Due to the particularly high volumetric heating capacity of the fluoroketone 26 of over 3000 kJ/m³ and thus markedly over 1500 kJ/m³, a quantity of heat is transferred at a fluid temperature 21 of 140° C. of the fluoroketone 26, which does not exceed the critical temperature of the critical point 28, by the high temperature condenser 22 of the first heat pump 2 to the high temperature evaporator 23 of the second heat pump 3. Thus, a quantity of heat at a particularly high temperature may be released to the water 27 by the high temperature evaporator 23, wherein as a consequence a quantity of useful heat at a particularly high temperature may be released to the heat sink 13 by the high temperature condenser 25. If the water 27 which is conveyed as a fluid in the second heat pump 3 is heated to a temperature of for example 200° C. by the quantity of heat at 140° C. transferred by the heat exchanger 19 from the fluoroketone 26 to the water 27, this corresponds to a rise in temperature of 60° C. of the water 27. At 200° C. the volumetric calorific value 20 of water 27 amounts to over 4000 kJ/m³, i.e. a markedly higher value than 1500 kJ/m³.

The various embodiments have been described in detail with particular reference and examples, but it will be understood that variations and modifications can be effected within the spirit and scope of the various embodiments covered by the claims which may include the phrase “at least one of A, B and C” as an alternative expression that means one or more of A, B and C may be used, contrary to the holding in Superguide V. DIRECTV, 69 USPQ2d 1865 (Fed. Cir. 2004).

Claims

1-10. (canceled)

11. A method for operating a heat pump system in which a first fluid flows through a first heat pump, a second fluid flows through a second heat pump, and heat is transferred from the first fluid to the second fluid using a heat exchanger, the method comprising: extracting useful heat from the second fluid at a fluid temperature of at least 120° C. for the second fluid, the first fluid and the second fluid each having a volumetric heating capacity of at least 500 kJ/m3 when the useful heat is extracted.

12. The method as claimed in claim 11, wherein the useful heat is extracted from the second fluid at a fluid temperature of at least 150° C.

13. The method as claimed in claim 12, wherein the useful heat is extracted from the second fluid at a fluid temperature of at least 160° C.

14. The method as claimed in claim 11, wherein the first fluid is a fluoroketone.

15. The method as claimed in claim 11, wherein the second fluid is one of water and a fluoroketone.

16. The method as claimed in claim 11, wherein the first fluid and the second fluid are different fluids.
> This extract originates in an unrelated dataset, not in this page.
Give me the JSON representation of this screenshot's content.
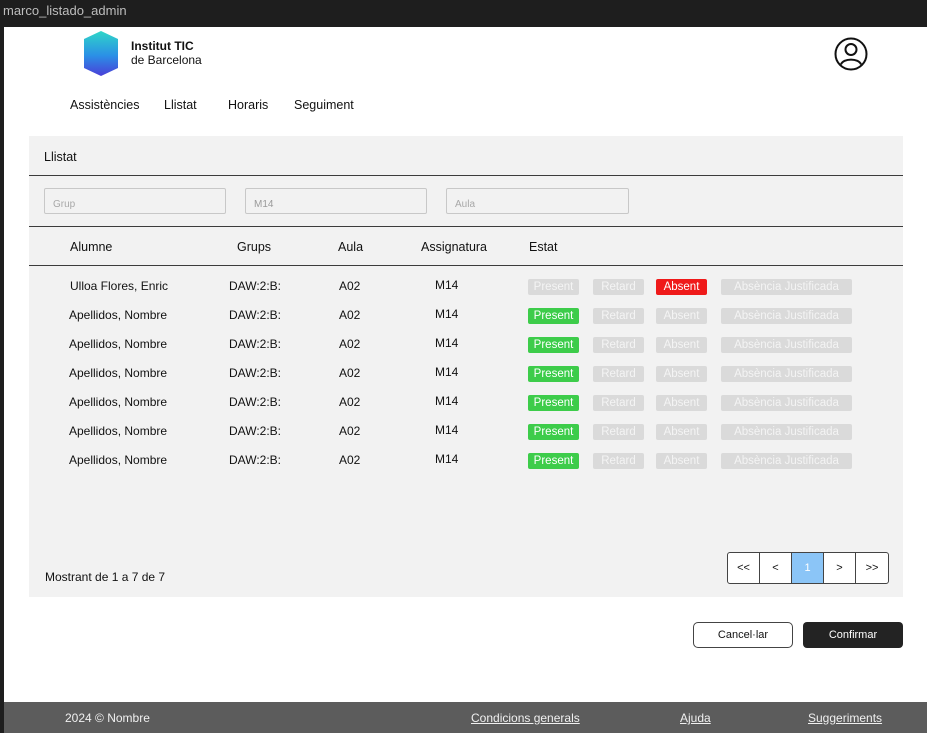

17. The method as claimed in claim 11, wherein the heat is transferred from the first fluid to the second fluid isothermally.
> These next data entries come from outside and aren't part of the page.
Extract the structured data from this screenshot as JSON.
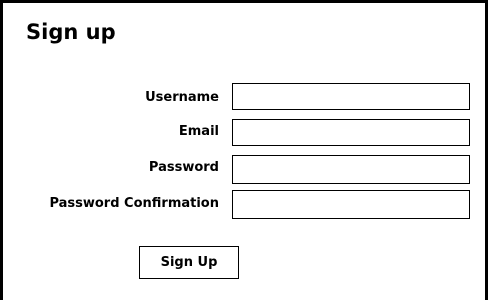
{
  "form": {
    "title": "Sign up",
    "fields": [
      {
        "label": "Username",
        "value": ""
      },
      {
        "label": "Email",
        "value": ""
      },
      {
        "label": "Password",
        "value": ""
      },
      {
        "label": "Password Confirmation",
        "value": ""
      }
    ],
    "submit_label": "Sign Up"
  }
}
18. The method as claimed in claim 11, wherein the first fluid and the second fluid each have a volumetric heating capacity of at least 1000 kJ/m3 when the useful heat is extracted from the second fluid.

19. The method as claimed in claim 11, wherein the first fluid and the second fluid each have a volumetric heating capacity of at least 1200 kJ/m3 when the useful heat is extracted from the second fluid.
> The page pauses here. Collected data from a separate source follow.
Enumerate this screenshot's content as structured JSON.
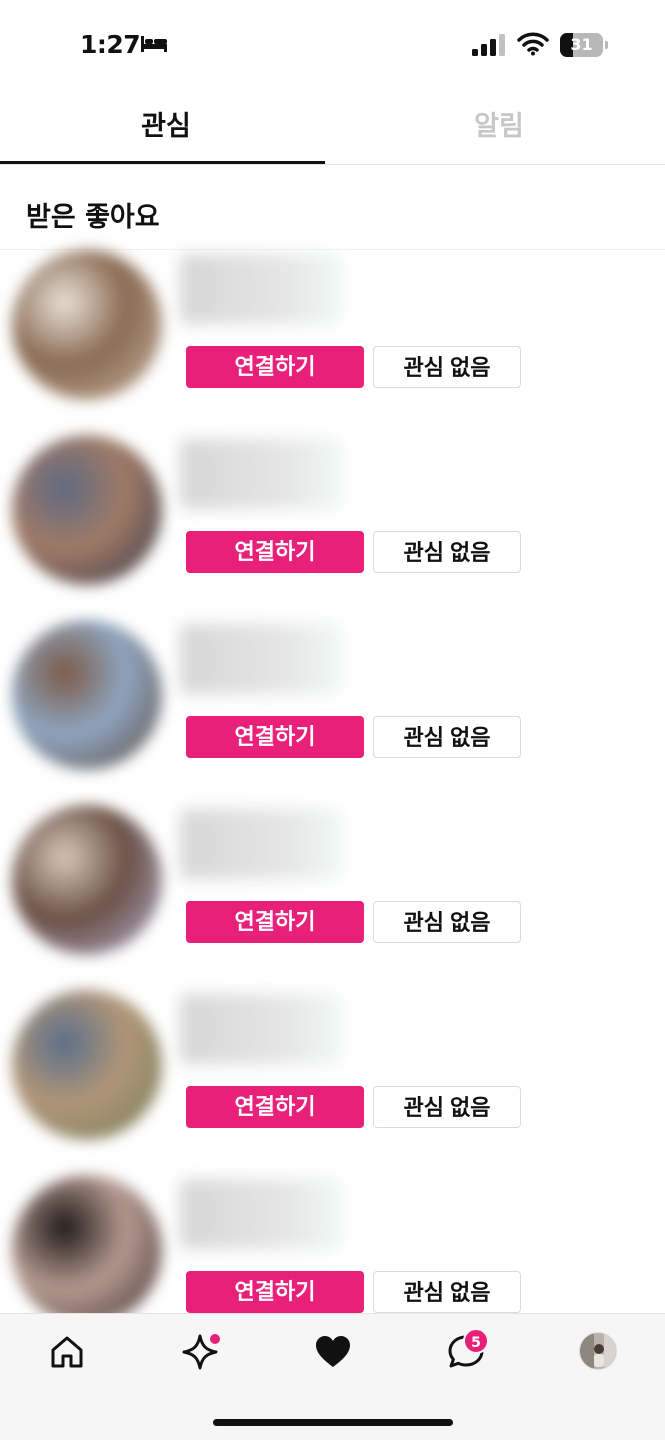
{
  "status_bar": {
    "time": "1:27",
    "battery": "31",
    "battery_level": 0.31,
    "icons": [
      "bed-icon",
      "cellular-signal-icon",
      "wifi-icon",
      "battery-icon"
    ]
  },
  "tabs": [
    {
      "label": "관심",
      "active": true
    },
    {
      "label": "알림",
      "active": false
    }
  ],
  "section_title": "받은 좋아요",
  "like_items": [
    {
      "connect_label": "연결하기",
      "dismiss_label": "관심 없음",
      "avatar_colors": [
        "#c9b7a4",
        "#8a6a52",
        "#e8e2d8"
      ]
    },
    {
      "connect_label": "연결하기",
      "dismiss_label": "관심 없음",
      "avatar_colors": [
        "#2f3548",
        "#a07a66",
        "#606a82"
      ]
    },
    {
      "connect_label": "연결하기",
      "dismiss_label": "관심 없음",
      "avatar_colors": [
        "#5a463c",
        "#8fa5bf",
        "#7b5a48"
      ]
    },
    {
      "connect_label": "연결하기",
      "dismiss_label": "관심 없음",
      "avatar_colors": [
        "#b5b3d6",
        "#6b5146",
        "#d7c9bc"
      ]
    },
    {
      "connect_label": "연결하기",
      "dismiss_label": "관심 없음",
      "avatar_colors": [
        "#6f7b58",
        "#b19678",
        "#5b6f8a"
      ]
    },
    {
      "connect_label": "연결하기",
      "dismiss_label": "관심 없음",
      "avatar_colors": [
        "#3b2c2a",
        "#b59a90",
        "#1f1a1a"
      ]
    }
  ],
  "bottom_nav": {
    "items": [
      "home-icon",
      "sparkle-icon",
      "heart-icon",
      "chat-icon",
      "profile-avatar"
    ],
    "chat_badge": "5",
    "accent": "#e8207a"
  },
  "colors": {
    "accent": "#e8207a",
    "tab_inactive": "#c7c7c7",
    "text": "#111111"
  }
}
20. The method as claimed in claim 11, wherein the first fluid and the second fluid each have a volumetric heating capacity of at least 1500 kJ/m3 when the useful heat is extracted from the second fluid.

21. A heat pump system, comprising: a first heat pump through which a first fluid flows;a second heat pump through which a second fluid flows; anda heat exchanger configured to transfer heat from the first fluid to the second fluid, the heat being transferred from the first fluid to the second fluid at a fluid temperature of at least 120° C. for the second fluid, the first fluid and the second fluid each having a volumetric heating capacity of at least 500 kJ/m3 when the heat is transferred from the first fluid to the second fluid.

22. The heat pump system as claimed in claim 21, wherein at least one temperature rise of the first fluid and the second fluid is increased by two-stage compression.

23. A heat pump system as claimed in claim 21, wherein the second fluid is isothermally compressible using a liquid ring compressor.